A data augmentation approach using style-based generative adversarial networks for date fruit classification
Date
Authors
Journal Title
Journal ISSN
Volume Title
Publisher
Abstract
Hardness is important for ascertaining the quality of dried fruits such as dates. In the dates sorting facilities, hardness is determined by human visual inspection resulting in the high accuracy of the sorting process. However, this process is slow, tedious, subjective, and unhygienic. Machine learning techniques have been adopted in agricultural applications for automatic sorting processes and in some scenarios, a large amount of data may not be available for training Deep Learning classification models. Such is the case presented here for sorting dates based on their hardness. The original dataset in this work consists of 1800 images with 600 images per class for hard, semi-hard, and soft classes obtained from different growing regions in Oman.

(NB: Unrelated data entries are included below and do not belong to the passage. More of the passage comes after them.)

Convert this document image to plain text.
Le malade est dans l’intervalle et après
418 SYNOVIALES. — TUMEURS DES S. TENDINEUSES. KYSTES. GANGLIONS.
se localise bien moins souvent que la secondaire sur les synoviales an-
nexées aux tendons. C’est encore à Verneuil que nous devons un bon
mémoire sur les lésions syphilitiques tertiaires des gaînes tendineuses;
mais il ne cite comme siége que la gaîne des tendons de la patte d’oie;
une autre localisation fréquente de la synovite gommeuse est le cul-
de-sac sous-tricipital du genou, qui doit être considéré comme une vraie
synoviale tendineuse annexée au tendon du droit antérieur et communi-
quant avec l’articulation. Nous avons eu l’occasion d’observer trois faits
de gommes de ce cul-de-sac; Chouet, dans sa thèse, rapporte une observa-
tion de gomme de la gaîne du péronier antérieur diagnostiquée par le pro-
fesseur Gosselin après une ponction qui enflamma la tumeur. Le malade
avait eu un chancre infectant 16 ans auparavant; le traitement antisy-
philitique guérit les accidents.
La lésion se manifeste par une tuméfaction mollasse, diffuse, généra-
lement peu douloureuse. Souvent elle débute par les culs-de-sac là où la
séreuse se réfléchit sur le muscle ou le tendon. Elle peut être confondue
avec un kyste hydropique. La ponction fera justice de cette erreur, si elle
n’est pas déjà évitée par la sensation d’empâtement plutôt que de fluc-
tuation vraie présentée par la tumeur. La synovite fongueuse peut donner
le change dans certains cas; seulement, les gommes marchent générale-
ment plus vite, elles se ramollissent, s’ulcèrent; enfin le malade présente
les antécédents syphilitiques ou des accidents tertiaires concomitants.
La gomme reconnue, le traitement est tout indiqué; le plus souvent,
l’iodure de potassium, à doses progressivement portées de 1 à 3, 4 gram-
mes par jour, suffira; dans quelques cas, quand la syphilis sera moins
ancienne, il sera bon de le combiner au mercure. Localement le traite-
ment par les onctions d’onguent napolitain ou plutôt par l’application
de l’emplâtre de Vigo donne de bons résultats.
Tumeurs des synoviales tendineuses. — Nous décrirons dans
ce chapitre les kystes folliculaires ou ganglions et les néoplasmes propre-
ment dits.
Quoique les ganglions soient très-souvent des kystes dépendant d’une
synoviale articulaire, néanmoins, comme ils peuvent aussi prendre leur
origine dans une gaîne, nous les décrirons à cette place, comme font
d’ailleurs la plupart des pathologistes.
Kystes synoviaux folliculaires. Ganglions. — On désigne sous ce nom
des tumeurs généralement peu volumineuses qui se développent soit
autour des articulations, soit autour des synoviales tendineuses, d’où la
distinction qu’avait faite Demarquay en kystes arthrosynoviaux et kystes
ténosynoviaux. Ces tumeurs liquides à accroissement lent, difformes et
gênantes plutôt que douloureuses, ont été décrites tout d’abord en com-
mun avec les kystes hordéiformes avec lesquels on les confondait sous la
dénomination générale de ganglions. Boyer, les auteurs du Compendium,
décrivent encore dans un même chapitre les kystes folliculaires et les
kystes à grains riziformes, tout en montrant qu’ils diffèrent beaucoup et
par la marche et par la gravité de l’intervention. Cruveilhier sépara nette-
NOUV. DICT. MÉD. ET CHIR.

This is a limited number of examples available to improve the classification accuracy of deep learning classification networks. Thus, this thesis proposes data augmentation based on Generative Adversarial Networks (GAN) (StyleGAN2-ADA) for generating date images. It incorporates Residual Neural Networks (ResNet18) for date classification. The goal is to use the original dataset to further generate enough images so that ResNet18 can successfully classify them into their respective classes. As the original dataset can hardly be considered large, the GAN images help during the training part. Utilizing the new dataset from the GAN generation process achieved accuracies of 93%, 99% and 53% for the hard, soft and semi-hard classes by using an expert system in combination with two ResNet18 networks, one network trained for classifying hard and soft cases as well as a second network that classifies the three classes. By extension, texture features were extracted from the original and generated images and compared using a Kolmogorov-Smirnov test measuring the similarity of the probability density distributions of the extracted texture features. The similarity for hard, semi-hard and soft classes are 82.86%, 100% and 94.29% respectively. This step further validated the GAN generated images indicating that they were of merit.